Да, это политический спектакль. Но это спектакль одновременно не только о политике, но и о любви. И несмотря на грусть и разочарованность мушкетеров, это очень жизнерадостный, раблезианский спектакль, в котором Портос, сидя в бочке с вином, пьет это же вино, в котором он сидит и приглашает посидеть с ним вместе чудесных девочек...

– Скажите, Вы себя воспринимаете больше Портосом, Д’Артаньяном или Арамисом?

– Всеми. Я тоже люблю и выпить и поесть. И вообще я люблю жизнь в разных проявлениях и поэтому какие бы удары на меня не сыпались, я все равно не теряю веры.

– Считается, что в молодости мы себя ассоциируем с Д’Артаньяном, в зрелом возрасте с Арамисом, то есть, каждый герой соответствует тому или иному этапу возраста мужчины.

– Я думаю, что во мне живут все герои этой книги.

– Одновременно?

– Сейчас во мне больше от Д’Артаньяна, но они все вместе живут во мне, и даже Портос. Почему нет? Я тоже люблю ломать большие куски мяса руками, я люблю очень кости есть... есть мясо с костями, чтобы они трещали на зубах. Зубы еще, Слава Богу, есть.

– У Вас выходит очередной том собрания сочинений.

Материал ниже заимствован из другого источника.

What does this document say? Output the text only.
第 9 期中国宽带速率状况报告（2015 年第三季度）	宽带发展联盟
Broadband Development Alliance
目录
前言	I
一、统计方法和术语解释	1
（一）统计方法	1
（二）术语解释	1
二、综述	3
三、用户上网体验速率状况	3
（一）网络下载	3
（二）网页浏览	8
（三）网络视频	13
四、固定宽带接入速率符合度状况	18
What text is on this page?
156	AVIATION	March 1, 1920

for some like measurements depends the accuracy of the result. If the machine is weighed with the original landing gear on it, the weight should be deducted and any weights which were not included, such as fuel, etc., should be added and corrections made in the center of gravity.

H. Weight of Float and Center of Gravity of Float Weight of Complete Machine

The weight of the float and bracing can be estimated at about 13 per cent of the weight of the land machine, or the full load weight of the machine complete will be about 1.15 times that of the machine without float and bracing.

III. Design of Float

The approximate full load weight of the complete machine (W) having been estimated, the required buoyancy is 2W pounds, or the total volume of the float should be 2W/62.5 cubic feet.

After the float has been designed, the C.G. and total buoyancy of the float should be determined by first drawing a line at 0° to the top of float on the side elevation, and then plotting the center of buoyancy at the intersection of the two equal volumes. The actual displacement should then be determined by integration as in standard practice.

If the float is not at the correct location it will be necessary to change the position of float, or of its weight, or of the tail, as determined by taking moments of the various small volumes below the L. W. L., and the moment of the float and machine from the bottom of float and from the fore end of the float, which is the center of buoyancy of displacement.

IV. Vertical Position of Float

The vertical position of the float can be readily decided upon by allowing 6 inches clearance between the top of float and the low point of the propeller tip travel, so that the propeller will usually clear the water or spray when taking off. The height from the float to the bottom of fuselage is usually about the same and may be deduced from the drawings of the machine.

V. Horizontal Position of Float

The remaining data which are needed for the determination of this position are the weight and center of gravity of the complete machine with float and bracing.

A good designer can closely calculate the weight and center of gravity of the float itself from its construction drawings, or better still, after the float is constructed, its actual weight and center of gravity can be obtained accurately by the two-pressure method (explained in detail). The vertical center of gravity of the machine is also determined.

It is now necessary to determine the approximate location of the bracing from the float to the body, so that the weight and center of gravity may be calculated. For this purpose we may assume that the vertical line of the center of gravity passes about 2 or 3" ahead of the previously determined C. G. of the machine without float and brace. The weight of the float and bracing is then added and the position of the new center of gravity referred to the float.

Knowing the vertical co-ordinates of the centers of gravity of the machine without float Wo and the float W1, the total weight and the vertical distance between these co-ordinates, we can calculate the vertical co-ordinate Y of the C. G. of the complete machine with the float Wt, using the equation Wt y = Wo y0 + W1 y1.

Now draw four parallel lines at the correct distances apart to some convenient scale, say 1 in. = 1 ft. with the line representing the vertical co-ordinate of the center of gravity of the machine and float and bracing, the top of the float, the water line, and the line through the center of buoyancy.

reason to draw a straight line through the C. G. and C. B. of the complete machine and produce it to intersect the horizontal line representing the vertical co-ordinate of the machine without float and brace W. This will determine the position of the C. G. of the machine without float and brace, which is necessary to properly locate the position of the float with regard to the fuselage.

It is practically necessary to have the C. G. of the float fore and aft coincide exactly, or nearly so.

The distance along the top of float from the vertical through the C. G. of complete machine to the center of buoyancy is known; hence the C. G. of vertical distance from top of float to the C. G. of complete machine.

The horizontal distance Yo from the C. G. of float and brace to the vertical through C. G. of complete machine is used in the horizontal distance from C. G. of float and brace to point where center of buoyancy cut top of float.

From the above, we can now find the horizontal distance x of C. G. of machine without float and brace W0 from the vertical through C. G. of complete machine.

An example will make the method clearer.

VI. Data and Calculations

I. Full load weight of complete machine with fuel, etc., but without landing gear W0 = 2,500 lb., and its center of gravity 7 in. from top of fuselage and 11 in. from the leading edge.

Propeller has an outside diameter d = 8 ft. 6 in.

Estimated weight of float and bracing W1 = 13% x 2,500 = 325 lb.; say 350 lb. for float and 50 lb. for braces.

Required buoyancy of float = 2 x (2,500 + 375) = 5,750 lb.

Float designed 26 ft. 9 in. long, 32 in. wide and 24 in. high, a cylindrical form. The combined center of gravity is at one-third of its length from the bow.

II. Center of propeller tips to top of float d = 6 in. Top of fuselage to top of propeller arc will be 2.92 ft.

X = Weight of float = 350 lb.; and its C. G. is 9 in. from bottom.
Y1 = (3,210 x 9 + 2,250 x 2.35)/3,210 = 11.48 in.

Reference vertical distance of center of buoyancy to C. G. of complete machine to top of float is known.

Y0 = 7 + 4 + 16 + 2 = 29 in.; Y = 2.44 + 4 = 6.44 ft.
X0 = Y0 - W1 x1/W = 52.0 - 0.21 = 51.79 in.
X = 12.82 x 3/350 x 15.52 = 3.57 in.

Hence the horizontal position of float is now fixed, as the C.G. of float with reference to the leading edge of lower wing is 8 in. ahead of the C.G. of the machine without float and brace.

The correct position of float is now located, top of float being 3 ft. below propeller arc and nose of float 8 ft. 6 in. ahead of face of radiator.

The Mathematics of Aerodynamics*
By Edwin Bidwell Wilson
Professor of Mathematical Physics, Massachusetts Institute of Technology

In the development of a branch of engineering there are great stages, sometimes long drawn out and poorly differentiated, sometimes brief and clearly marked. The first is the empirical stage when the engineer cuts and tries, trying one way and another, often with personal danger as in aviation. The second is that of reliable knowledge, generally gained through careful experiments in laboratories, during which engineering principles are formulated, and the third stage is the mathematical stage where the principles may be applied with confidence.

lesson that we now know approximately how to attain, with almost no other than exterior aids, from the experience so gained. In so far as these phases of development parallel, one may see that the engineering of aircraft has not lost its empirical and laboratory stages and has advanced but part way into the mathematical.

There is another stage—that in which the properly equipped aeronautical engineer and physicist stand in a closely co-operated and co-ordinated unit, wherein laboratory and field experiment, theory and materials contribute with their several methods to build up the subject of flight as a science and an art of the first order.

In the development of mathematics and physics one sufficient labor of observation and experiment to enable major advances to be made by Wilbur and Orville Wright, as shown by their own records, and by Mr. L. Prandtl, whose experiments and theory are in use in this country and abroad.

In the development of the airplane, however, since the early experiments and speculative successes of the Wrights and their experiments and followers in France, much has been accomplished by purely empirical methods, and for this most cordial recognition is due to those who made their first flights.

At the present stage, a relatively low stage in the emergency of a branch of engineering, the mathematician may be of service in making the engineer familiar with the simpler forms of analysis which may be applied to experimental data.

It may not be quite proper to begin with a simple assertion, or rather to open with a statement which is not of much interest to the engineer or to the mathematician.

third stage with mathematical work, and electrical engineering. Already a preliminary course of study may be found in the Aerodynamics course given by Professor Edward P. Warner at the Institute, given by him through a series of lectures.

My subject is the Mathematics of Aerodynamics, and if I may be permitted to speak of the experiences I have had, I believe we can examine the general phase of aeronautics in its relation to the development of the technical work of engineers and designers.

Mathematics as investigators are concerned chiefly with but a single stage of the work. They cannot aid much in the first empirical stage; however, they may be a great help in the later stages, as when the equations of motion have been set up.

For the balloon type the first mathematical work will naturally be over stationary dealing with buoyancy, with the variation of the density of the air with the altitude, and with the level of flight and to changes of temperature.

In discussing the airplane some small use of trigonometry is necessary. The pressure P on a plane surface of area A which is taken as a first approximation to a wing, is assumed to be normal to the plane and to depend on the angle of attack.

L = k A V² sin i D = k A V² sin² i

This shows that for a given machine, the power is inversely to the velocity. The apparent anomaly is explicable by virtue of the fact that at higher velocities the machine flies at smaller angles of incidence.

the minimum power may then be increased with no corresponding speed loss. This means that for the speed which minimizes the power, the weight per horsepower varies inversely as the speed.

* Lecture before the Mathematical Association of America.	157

Это новые тексты?

– Да, работа над собранием была очень трудной, потому что здесь опубликованы совершенно новые тексты. Есть правка к таким дорогим для меня поэмам, как «Казанский университет» и «Братская ГЭС». Но эта правка только улучшила текст, это последняя редакция и я уже никогда не буду касаться этих поэм. К сожалению, убили человека, который спонсировал мое издание. Им был Виктор Яковлев, предприниматель. Это человек, который собирал живопись, который помогал литераторам, хотя это не относилось к его прямому бизнесу. Это был замечательный человек, о котором я обязательно напишу стихи или статью. Всего будет 8 томов. Это только стихов, а потом потихонечку будем издавать и прозу.

– Обращаясь к стихам, который войдут в это собрание, Вы не считаете некоторые из них устаревшими? Вообще, стихи стареют со временем или нет?

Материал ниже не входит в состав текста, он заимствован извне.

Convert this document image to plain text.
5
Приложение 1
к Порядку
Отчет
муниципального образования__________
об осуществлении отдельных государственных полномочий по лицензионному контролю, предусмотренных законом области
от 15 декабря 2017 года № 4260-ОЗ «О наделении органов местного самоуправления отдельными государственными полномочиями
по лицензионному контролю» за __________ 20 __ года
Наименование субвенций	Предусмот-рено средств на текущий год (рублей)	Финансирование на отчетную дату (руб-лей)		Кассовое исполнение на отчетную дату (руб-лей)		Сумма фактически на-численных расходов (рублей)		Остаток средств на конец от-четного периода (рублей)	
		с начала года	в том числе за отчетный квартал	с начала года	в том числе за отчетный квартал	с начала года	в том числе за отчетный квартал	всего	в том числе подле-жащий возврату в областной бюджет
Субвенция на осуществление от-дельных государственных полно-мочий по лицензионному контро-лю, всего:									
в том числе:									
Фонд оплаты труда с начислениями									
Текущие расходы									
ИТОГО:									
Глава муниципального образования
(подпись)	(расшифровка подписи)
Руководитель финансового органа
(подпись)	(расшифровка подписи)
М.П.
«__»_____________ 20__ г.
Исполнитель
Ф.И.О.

– Конечно, стареют. Маяковский был прав, когда говорил «Умри мой стих… умри как рядовой, как безымянные на штурмах мерли наши..» Хотя Пастернак сделал другое справедливое замечание - «Не разделяйте песен с веком, который их сложил и пел». Рассматривать стихи вне контекста истории нельзя. И только очень неосторожные, преступно неосторожные и бестактные люди, например, могут обвинять Маяковского, я читал такие обвинения, что якобы своими стихами, приветствующими еще не наступившую революцию, он якобы подготавливал 37-й год. Это недопустимая бестактность. Тот же Пастернак, совершенно другой поэт, написал дивные стихи о трагедии Маяковского: «Ты спал, постлав постель на сплетне, спал и , оттрепетав, был тих красивый двадцати двух летний, как предсказал твой тетраптих. Твой выстрел был подобен Этне в предгорье трусов и трусих...»
Я всегда хотел как поэт соединить в себе что-то от Маяковского и от Есенина. И я очень многому научился у Пастернака. Я учился у Пастернака не стилистике, стилистически он весьма далек от меня, но я учился у него исторической нравственности. Между прочим, «Доктор Живаго» был первым романом когда автор пытался соединить юношеские эмоции. Это была нравственно победа, потому что Пастернак, хоть и говорил, что «поражение от победы ты сам не должен отличать», у него просто нет было времени на то, чтобы отличать поражение. Он совершил великую победу и победу, принадлежащую его стране, русской литературе, потому что с этого романа началось крушение железного занавеса. Роман напомнил людям, что там, за другой стороной железного занавеса, живут люди, которые страдают, любят и думают о будущем. Он сделал Лару любимой героиней ХХ века. В разных странах столько новорожденных девочек были названы именем Лара!

- Желаю Вам успешных поэтических вечеров!

– Я не самоуверен, но почему-то мне кажется, что так оно и будет.